Fortunately, our admissions team (led by Helen Hunt Carole Tucker) is very experienced at reading the lie of the land. As it turned out, the feared influx of CIs didn’t materialise, and we even had a dip into the clearing system to recruit one or two good quality applicants who had fallen through the cracks elsewhere. We seem to have turned out all right again this year, so it’s business as usual in October. In case you’re wondering, Cardiff University is now officially full up for 2010.
There’s a lot of guesswork involved in this system which seems to me to make it unnecessarily fraught for us, and obviously also for the students too! It would make more sense for students to apply after they’ve got their results not before, but this would require wholesale changes to the academic year. It’s been suggested before, but never got anywhere. One thing we do very well in the Higher Education sector is inertia!
I thought I’d end with another “news” item from the Guardian that claims that the Russell Group of universities – to which Cardiff belongs – operates a blacklist of A-level subjects that it considers inappropriate:
The country’s top universities have been called on to come clean about an unofficial list or lists of “banned” A-level subjects that may have prevented tens of thousands of state school pupils getting on to degree courses.
Teachers suspect the Russell Group of universities – which includes Oxford and Cambridge – of rejecting outright pupils who take A-level subjects that appear on the unpublished lists.
The lists are said to contain subjects such as law, art and design, business studies, drama and theatre studies – non-traditional A-level subjects predominantly offered by comprehensives, rather than private schools.
Of course when we’re selecting students for Physics programmes we request Physics and Mathematics A-level rather than Art and Design, simply because the latter do not provide an adequate preparation for what is quite a demanding course. Other Schools no doubt make offers on a similar basis. It’s got nothing to do with a bias against state schools, simply an attempt to select students who can cope with the course they have applied to do.

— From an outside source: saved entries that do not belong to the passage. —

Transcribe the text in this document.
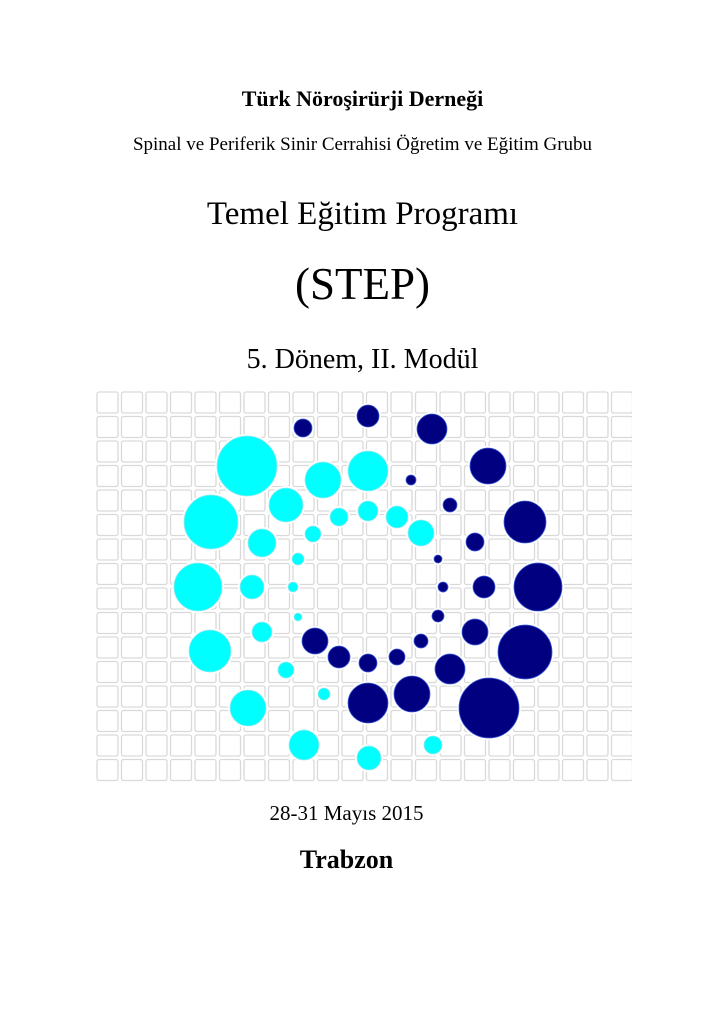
Türk Nöroşirürji Derneği
Spinal ve Periferik Sinir Cerrahisi Öğretim ve Eğitim Grubu
Temel Eğitim Programı
(STEP)
5. Dönem, II. Modül
28-31 Mayıs 2015
Trabzon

Moreover, speaking as a physicist I’d like to turn this whole thing around. Why is it that so many state schools do teach these subjects instead of “traditional” subjects, including sciences such as physics? Why is that so many comprehensive schools are allowed to operate as state-funded schools without offering adequate provision for science education? To my mind that’s a real, and far more insidious, form of blacklisting than what is alleged by the Guardian.